ANDRIESSEN De Staat. Anaïs Nin

London Sinfonietta in Andriessen old and new

Record and Artist Details

Composer or Director: Louis Andriessen

Genre:

Vocal

Label: Signum

Media Format: CD or Download

Media Runtime: 75

Mastering:

Stereo
DDD

Catalogue Number: SIGCD273

Tracks:

Composition Artist Credit
Anaïs Nin Louis Andriessen, Composer
Cristina Zavalloni, Soprano
London Sinfonietta
Louis Andriessen, Composer
De Staat Louis Andriessen, Composer
David Atherton, Conductor
London Sinfonietta
Louis Andriessen, Composer
Synergy Vocals
Lots of composers write music that sounds like Louis Andriessen’s – but luckily Louis Andriessen isn’t one of them. The tart, witheringly brittle power-minimalism with which Andriessen made his name 40 years ago ended up becoming every bit a New Music cliché as the dispassionate serial music he once stood against. Now 72, it’s good to hear Andriessen continuing the trend of recent pieces by writing so determinedly against type.

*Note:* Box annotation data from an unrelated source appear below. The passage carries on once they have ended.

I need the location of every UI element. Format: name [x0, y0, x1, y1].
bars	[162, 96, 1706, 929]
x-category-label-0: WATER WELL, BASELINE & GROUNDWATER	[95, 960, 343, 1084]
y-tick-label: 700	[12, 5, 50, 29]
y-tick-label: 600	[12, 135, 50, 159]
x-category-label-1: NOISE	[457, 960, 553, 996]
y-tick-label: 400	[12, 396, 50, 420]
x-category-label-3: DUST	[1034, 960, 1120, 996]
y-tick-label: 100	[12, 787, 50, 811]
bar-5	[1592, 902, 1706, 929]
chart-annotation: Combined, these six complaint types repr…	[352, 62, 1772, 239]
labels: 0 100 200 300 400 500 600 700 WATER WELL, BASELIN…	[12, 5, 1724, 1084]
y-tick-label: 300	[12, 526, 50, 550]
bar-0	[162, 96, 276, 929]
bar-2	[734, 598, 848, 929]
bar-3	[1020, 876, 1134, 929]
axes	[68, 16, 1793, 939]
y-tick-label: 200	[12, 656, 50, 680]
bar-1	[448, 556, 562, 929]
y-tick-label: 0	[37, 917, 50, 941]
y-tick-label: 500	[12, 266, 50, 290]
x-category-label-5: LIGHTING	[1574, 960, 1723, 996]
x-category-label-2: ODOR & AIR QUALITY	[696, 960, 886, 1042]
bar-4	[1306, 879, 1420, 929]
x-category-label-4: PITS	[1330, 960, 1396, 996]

Anaïs Nin (2009-10) is described as a monologue and a musical stage play for one voice. And Andriessen’s been very fortunate with his singer, Cristina Zavalloni, who inhabits the character of Anaïs Nin with peculiar presence and directness. The texts are characteristic Nin: negligee-lifting narratives about her one-time lovers René Allendy, Antonin Artaud and Henry Miller packed with sexual ecstasy both attained and desired. Andriessen’s score is a curious melange of Kurt Weill deviant cabaret – wobbly saxophones and Big Sid Catlett drums to the fore – with a slight neoclassical reticence to push for the expressive kill. ‘The Seduction’ briefly nudges the work towards grand opera and it’s down to Zavalloni to carry the drama when Andriessen can’t quite complete on the promise of the melodic contours he sketches out.

And from sex to politics. De staat (1972-76), setting texts by Plato about the role of politics in music, is pretty much Andriessen’s signature piece. The reference recording is Reinbert de Leeuw’s 1990 performance with the Schoenberg Ensemble, against whom the London Sinfonietta sound implacably accurate (I wonder what patching was done) but slightly well-behaved. But Synergy Vocals intone Andriessen’s killer vocal parts with a lustier cry than elsewhere. On this disc, the vocalists have it.